Ainsi, durant les sécheresses, on a souvent remarqué, et notamment l’an dernier (1833), que les engrais n’avaient produit aucun effet sensible ; mais que ceux dans lesquels un agent de désinfection avait suspendu la décomposition spontanée produisaient enfin des résultats très-avantageux sous l’influence d’une première pluie. Cette dernière circonstance s’est encore réalisée en 1833 : dans beaucoup de localités elle a produit une récolte inattendue, et amplement dédommagé d’une fumure que l’on croyait désormais inerte. Nous verrons que l’on peut artificiellement obtenir cette humidité si favorable, à l’aide d’arrosages, d’engrais verts, de marcs de fruits ou de substances hygrométriques qui peuvent être considérées comme de puissans auxiliaires des engrais.

Un excès d’humidité dans le sol, empêchant l’accès de l’air et des gaz, asphyxiant en quelque sorte les racines, ou rendant leur tissu trop lâche, trop lymphatique, est très-nuisible à l’action des engrais comme au développement ou à la force des plantes ; toutes les fois donc que l’eau est persistante à la superficie du sol ou à quelques centimètres de profondeur, on doit chercher à s’en débarrasser. L’un des moyens les plus économiques consiste à creuser des rigoles d’écoulement, les unes parallèles entre elles, les autres perpendiculaires aux premières, et d’autant plus rapprochées que la terre, moins poreuse, est moins facile à égoutter.
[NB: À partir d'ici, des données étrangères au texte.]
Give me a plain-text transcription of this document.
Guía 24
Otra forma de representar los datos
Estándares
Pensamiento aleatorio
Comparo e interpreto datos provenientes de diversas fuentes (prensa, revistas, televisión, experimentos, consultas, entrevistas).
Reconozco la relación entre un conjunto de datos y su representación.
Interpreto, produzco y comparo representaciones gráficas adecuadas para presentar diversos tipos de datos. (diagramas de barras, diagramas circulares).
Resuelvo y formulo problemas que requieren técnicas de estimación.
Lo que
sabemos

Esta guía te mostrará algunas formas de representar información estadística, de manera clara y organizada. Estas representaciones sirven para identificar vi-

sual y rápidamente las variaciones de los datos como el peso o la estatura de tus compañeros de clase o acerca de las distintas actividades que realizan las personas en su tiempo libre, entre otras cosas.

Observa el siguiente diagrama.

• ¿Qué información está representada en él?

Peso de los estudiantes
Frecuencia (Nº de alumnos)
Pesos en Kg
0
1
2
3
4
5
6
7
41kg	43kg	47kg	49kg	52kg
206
On choisit les lignes des plus grandes pentes naturelles, afin d’avoir moins à creuser, et, lorsque la pente est assez rapide pour charrier les terres, ou creuse transversalement quelques fossés plus profonds dans lesquels on reprend chaque année l’espèce de terre d’alluvion entraînée, puis on la répand à la superficie du sol.
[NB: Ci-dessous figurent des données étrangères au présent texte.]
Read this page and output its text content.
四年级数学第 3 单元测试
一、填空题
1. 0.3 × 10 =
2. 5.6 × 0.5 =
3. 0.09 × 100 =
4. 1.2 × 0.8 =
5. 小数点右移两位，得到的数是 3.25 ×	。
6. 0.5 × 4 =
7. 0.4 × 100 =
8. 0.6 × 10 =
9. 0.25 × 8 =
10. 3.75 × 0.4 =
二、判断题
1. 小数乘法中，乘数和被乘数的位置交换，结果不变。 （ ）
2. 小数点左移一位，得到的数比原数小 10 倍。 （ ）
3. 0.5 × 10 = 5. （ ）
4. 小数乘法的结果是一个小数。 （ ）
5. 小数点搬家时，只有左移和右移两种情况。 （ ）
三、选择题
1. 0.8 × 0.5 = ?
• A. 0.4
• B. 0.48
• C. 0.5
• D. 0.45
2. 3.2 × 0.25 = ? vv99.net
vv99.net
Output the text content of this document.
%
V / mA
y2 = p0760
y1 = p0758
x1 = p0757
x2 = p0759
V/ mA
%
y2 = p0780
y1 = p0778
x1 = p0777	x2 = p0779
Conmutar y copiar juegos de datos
Si l’excès d’eau n’est pas susceptible d’être écoulé ainsi, parce que le terrain est généralement horizontal et près d’une nappe d’eau, on laboure en sillons très-profonds à des distances de 1 à 2 mètres, en sorte que le champ est divisé en ados, dont le sommet est suffisamment sec quand même le fond des sillons serait rempli d’eau, fig. 53 où ce champ est vu en coupe, et fig. 54 où on l’a montré en perspective.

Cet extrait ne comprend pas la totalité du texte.